Sprigs & Twigs Landscapes Honored by Connecticut Urban Forest Council

Industry News

The council's award recognizes the most exceptional urban forestry project in the state.

| November 30, 2009

The Connecticut Urban Forest Council recently announced that Sprigs & Twigs Landscapes of Gales Ferry, Conn., was awarded the “2009 Outstanding Connecticut Urban Forest Project” Award for their work on the Ledyard Oak Re-planting Project in April 2009.  This state award was presented at the Connecticut Urban Forest Council annual conference at Mountain Ridge in Wallingford, Conn.  This award recognizes the most exceptional urban forestry project in Connecticut for 2009. Projects that are recognized annually demonstrate the potential of what can be done in urban forestry in the state. 
 
On April 22, 2009, Sprigs & Twigs Landscapes re-planted a new Ledyard Oak at the site of the 400 year-old Ledyard Oak that died in 1969.  In addition to the tree planting, Sprigs & Twigs Landscapes beautified the area surrounding the original and new Ledyard Oak and Mark Weber Stone Masonry of Ledyard placed a stone sitting bench made from local granite. The company also supported Boy Scout David Fidyrich on his Eagle Scout project to clean-up the trail and area leading to the Ledyard Oak.  The tree planting project was part of the PLANET National Day of Service on Earth Day 2009. 

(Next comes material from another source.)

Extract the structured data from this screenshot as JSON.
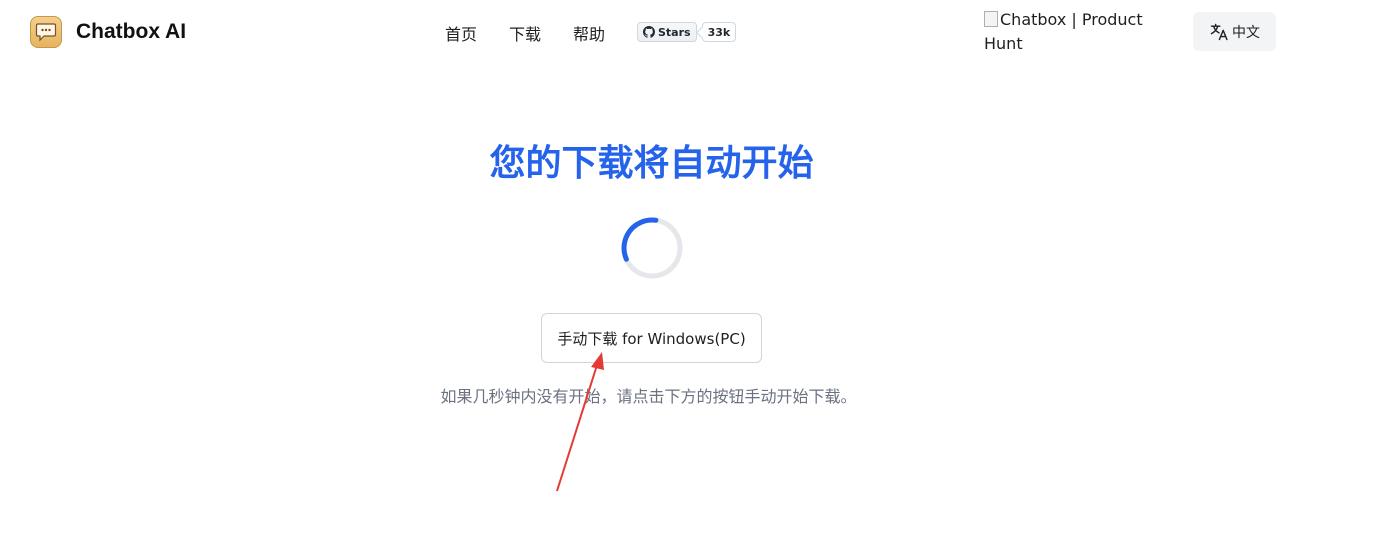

The original Ledyard Oak wasn’t just any tree.  Its origin went back to the 1500s and it grew to be the second largest tree in the state of Connecticut, more than 80 feet high with a crown spanning 105 feet and a trunk with a 21-foot circumference.  It was located in Pequot Indian Territory and there are tales that many important Indian councils were held in the shade of the tree.  The Ledyard Oak was declared dead in 1969 due to Gypsy Moth infestation and today a 15-foot tall stump remains. The tree, also known as the “Larrabee Oak” after one of the property owners, William Larrabee (1832-1912), who, after he moved from Ledyard, went on to become the 13th governor of the State of Iowa in 1886.  The Oak has also been called the “Great Oak “, the “Lester Oak“ and the “Graves Oak”.  The tree is located on the property of the Nathan Lester Home on Vinegar Hill Road in Ledyard and is open to the public seasonally.